In protest against the royal family, 23 republican and 28 socialist associations of sharecroppers and farm labourers did not even attend the inauguration.
The four lions depicted in the monument symbolise the crucial years of the Risorgimento: 1831, 1848, 1859 and 1870. The female figure, in the guise of the goddess Athena, giving a laurel wreath to a fallen soldier, represents the city of Ravenna.
The bronze bas-reliefs depict two moments in Anita’s life: wading across the River Canavas and her death from malaria on August 4th 1848 at the Guiccioli farm, north of Ravenna.
The square itself is slightly older. Built in 1879 along the avenue leading to the railway station, it took the place of old buildings in the neighbourhood.
During the bombings of 1944, the square and the monument were severely damaged. After the end of the war, they were restored to its original condition.

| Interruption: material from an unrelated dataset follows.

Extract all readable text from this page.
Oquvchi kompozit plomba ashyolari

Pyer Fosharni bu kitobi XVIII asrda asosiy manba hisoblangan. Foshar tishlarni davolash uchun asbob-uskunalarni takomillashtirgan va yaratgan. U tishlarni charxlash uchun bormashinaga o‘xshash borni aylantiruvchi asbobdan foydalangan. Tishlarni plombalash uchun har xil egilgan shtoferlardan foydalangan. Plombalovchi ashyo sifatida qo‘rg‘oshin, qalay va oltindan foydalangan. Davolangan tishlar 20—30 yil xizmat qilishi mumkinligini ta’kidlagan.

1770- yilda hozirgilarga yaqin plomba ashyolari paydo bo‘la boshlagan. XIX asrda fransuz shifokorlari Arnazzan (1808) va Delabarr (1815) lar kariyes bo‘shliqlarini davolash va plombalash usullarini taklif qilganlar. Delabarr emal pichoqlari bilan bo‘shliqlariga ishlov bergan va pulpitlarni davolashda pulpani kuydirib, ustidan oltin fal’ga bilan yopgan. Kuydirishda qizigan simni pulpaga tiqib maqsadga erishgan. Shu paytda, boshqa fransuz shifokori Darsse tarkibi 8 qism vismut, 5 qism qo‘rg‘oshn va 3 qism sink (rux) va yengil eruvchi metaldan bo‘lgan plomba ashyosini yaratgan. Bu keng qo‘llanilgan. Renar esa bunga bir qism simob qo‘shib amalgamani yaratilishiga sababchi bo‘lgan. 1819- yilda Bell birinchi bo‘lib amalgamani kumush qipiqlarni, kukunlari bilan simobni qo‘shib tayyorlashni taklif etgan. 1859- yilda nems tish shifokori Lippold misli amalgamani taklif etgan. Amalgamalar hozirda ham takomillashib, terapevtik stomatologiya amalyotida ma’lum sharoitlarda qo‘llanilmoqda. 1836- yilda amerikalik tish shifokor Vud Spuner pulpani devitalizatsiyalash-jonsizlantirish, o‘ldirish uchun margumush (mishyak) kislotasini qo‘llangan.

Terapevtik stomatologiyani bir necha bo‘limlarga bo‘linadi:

The “Genius of Waters” mosaic
In 2011, the square underwent major excavation works aimed at creating an ecological island. On this occasion, mosaic flooring from the Roman period was discovered, now preserved in the TAMO Museum.
The remains come from a residence of Roman Imperial age, with black and white mosaic floors and geometric patterns. They are attributable to four different rooms surrounding a courtyard, at the centre of which was also a well.
On one of these floor remains there is a bearded figure, symbol of a river god – that is the reason why the exhibition was called “The genius of waters”.